At the end of December 2019, several cases of acute respiratory symptoms were first reported in Wuhan city of Hubei, a province in China. Scientists in China quickly identified a new strain of the coronavirus as the main cause. This disease – now referred to as COVID-19 – rapidly spread since its initial outbreak, affecting not only other parts of China but cases were soon detected in several other countries. Outbreaks this disease have since been detected in Asia, Europe, Australia, Africa and the Americas.

 

Hand and respiratory hygiene are crucial factors in preventing the spread of droplet-transmission diseases such as COVID-19 and other viral infections including seasonal influenza. The COVID-19 virus spreads primarily through droplets of saliva or discharge from the nose when an infected person coughs or sneezes. The World Health Organization and the US Center for Disease Control and Prevention (CDC) recommends several easy-to-follow steps to prevent the spread of this virus through droplet transmisson:

  • using disposable tissue to cough and sneeze, and disposing the used tissue into a closed bin and washing hands
  • if covered with hands, washing hands with soap and water or alcohol-based hand rub
  • using upper sleeve or bend of your elbow, and not hands

Prevention factors in Bangladesh are challenging due to the population density, lack of awareness and practice, and low nutritional status among the general population. However, tissues, alcohol-based hand rub, soap and water are often expensive and currently inaccessible which demands the need for low-cost and acceptable interventions.

 

Local understandings about who gets sick, why, when, how illness spreads and how it can be prevented are varied, and therefore could contribute to the transmission of respiratory infections. School children offer a unique opportunity to communicate public health messages to the family and larger community, which might be a useful strategy for wider prevention efforts, especially during epidemics.

 

Farhana Sultana, assistant scientist at icddr,b and colleagues piloted a zero-cost respiratory hygiene intervention among school children in Mymensingh and Dhaka which has seen a remarkable increase from 0% to 39%1 of coughing and sneezing into upper sleeves. There was also a 45% reduction of coughing and sneezing into the open air.

 

The teachers at the various schools led the intervention by teaching correct respiratory hygiene behaviour and the basics of respiratory disease transmission. The intervention also included targeted messaging to tap into social norms and approval.
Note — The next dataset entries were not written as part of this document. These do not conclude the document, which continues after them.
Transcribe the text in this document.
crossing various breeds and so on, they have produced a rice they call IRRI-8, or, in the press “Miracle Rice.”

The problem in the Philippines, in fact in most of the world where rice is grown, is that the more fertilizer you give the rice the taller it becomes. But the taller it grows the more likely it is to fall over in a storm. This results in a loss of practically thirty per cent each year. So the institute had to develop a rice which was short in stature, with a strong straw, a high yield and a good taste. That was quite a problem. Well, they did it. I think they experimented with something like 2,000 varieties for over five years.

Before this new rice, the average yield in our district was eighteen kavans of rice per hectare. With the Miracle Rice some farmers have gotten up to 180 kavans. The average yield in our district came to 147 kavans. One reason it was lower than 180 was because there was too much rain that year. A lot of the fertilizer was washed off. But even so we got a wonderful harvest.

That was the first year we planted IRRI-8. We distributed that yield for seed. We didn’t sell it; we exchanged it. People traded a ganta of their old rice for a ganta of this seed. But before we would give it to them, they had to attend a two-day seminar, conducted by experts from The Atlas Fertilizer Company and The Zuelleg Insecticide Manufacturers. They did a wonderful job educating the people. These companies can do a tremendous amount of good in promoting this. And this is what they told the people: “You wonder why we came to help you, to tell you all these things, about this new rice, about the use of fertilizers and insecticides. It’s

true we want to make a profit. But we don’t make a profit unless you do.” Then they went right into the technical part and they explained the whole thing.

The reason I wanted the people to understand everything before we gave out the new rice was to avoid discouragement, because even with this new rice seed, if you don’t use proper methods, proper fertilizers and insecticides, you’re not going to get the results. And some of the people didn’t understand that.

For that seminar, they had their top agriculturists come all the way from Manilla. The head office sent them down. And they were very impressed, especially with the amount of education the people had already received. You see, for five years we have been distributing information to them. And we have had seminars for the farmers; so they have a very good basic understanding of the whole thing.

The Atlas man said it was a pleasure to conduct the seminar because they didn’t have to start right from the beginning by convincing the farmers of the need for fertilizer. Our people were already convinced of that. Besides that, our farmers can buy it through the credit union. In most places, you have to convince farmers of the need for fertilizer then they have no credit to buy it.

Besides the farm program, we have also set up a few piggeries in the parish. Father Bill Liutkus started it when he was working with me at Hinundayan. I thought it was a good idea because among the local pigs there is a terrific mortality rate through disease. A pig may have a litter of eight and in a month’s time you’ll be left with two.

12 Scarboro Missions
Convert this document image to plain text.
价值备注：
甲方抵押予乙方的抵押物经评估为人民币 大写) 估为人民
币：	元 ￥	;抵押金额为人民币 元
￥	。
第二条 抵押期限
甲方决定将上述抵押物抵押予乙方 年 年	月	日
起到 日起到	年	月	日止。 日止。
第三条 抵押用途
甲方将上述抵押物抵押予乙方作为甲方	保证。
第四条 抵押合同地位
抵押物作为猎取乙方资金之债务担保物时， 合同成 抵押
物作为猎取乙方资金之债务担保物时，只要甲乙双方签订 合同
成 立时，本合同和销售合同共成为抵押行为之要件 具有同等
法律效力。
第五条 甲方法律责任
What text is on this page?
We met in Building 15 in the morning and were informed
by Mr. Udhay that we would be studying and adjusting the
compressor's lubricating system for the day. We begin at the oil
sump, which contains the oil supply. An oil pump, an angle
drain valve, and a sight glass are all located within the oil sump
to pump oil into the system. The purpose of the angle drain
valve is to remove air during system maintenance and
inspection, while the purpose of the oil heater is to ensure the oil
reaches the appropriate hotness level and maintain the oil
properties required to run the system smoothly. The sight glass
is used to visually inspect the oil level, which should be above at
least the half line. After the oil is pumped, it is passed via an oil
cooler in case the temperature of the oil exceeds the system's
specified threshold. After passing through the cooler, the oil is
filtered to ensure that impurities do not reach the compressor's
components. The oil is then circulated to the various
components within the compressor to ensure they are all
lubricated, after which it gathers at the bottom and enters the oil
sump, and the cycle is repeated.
These initiatives were proven to be successful at increasing the uptake of respiratory hygiene behaviour. The strategies were also highly acceptable according to students who found that coughing/sneezing into upper elbows was a simple measure which protected them and their classmates from germs.

 

Thus, proper respiratory hygiene can be performed without access to tissues or water and soap for handwashing and it is effective at reducing the spread of infectious respiratory diseases like COVID-19.

 

 

 

 

 

Reference:

1.         Sultana F, Nizame FA, Southern DL, Unicomb L, Winch PJ, Luby SP. Pilot of an elementary school cough etiquette intervention: acceptability, feasibility, and potential for sustainability. The American journal of tropical medicine and hygiene. 2017;97(6):1876-85.